Many IT specialists are supporting fully remote teams for the first time ever, so it’s important for everyone to operate with the same caution (if not more) than they would if everybody was in an office. With an increased risk of employees falling prey to cyber attacks, business leaders must leverage new policies and technologies to keep their companies and employees safe.
Here are five tips for IT specialists to mitigate the cybersecurity risks while employees are working remotely:
Hardware platform security has become even more important. Sophisticated hackers are able to compromise or bypass operating systems’ security protections by gaining root access or compromising the BIOS software underneath the OS. With a predominantly remote workforce, ensuring that employee devices have capabilities like BIOS resilience is more paramount than before.
Technologies like self-healing BIOS can help mitigate the risks of attacks below the OS where detection and remediation are challenging. Having these safeguards in place can ensure employees will not need to replace or reinstall hardware, provide detection and automatic recovery of the firmware system in the case of BIOS corruption or compromise due to malware, and provide a peace of mind.
No longer is work done just within the confines of the corporate network and access points. While this is something we were starting to see long before COVID-19, what has changed now is the almost overnight shift to work taking place exclusively outside of the confines of the four walls of the office.
While most of the world is under shelter-in-place restrictions and using their devices from home, it’s only a matter of time before workers across the globe begin heading back to shared workspaces, coffee shops, planes and everywhere else in between.
Addressing the risks posed by potentially logging onto a rogue access point is a vital consideration. Employees must be diligent in making sure that they are not logging onto the wrong Wi-Fi (sometimes slightly changed name or number). IT specialists should continue to hold employee training sessions on the danger of unsecured access points.
Credential and access management have long been a challenge for IT teams, many of which are over-burdened and short-staffed due to critical talent shortages. Addressing the basics of making sure users don’t have administrator rights, only have access to the systems, repositories, shares and networks that they need, and only for how long they need them, goes a long way to help mitigate against credential theft – and as a result, malicious access to more sensitive data and systems.
Zero trust goes beyond the usual marketing hype to emphasize access and privileges. The reality is that attackers are becoming increasingly sophisticated and operate like criminal corporations (i.e., they have a chain of command, an organized structure and financial motivation).
By adopting a zero trust model, we assume a “guilty until proven innocent” mindset in security. To frame it more gently, it’s about giving access and privileges based on a “need-to-know” basis.
The estimated current cybersecurity workforce is 2.8 million professionals, while the amount of additional trained staff needed to close the skills gap is 4.07 million professionals, according to (ISC)2. Combine this with attacker sophistication, data sprawl, cloud adoption, exponential growth in devices and more, and you have a recipe for disaster. To tip the scales in your favor, you have to leverage artificial intelligence at the endpoint.
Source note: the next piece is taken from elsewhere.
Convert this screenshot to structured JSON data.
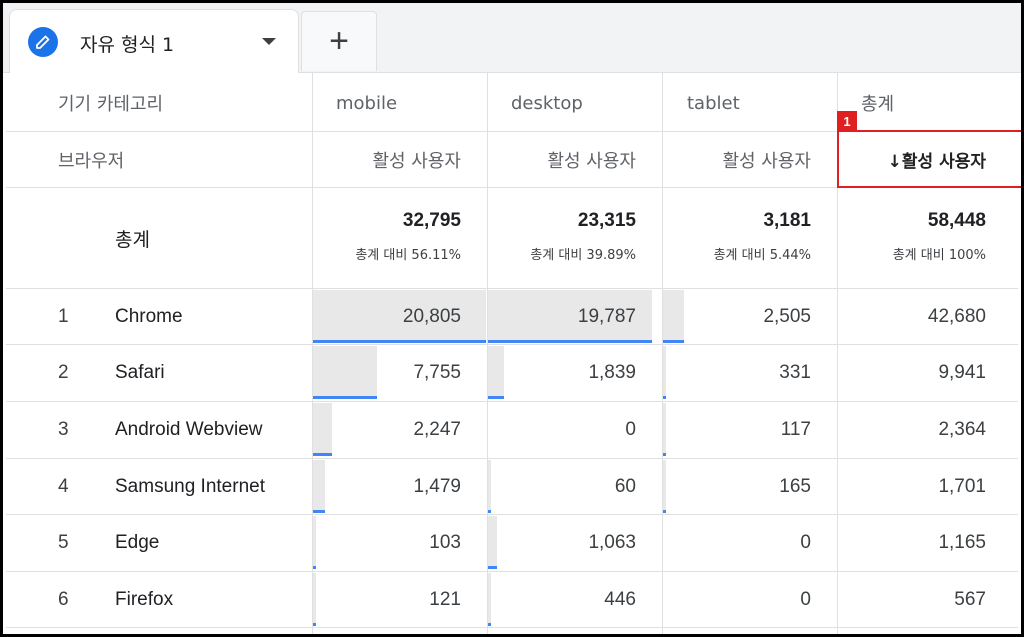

These solutions are able to detect malicious activities and respond almost automatically to isolate the attack from the network and auto-immunize the endpoints against newly discovered threats. Some even offer the possibility to rollback an endpoint to its pre-infected state. However, there is a caveat all developers and employers should understand – not all AI is built the same. As a security team, it is important to understand your challenges and leverage contextual AI when applicable.
While COVID-19 has challenged businesses to think about security in a new way, the risks will not vanish once employees start getting back to the workplace. For example, if any machines were compromised while employees worked from home, once reconnected to the corporate network those machines can offer cybercriminals a door into your business. It is thus vital for business leaders to employ these security measures now, preventing the potential for a reputation damaging breach down the road.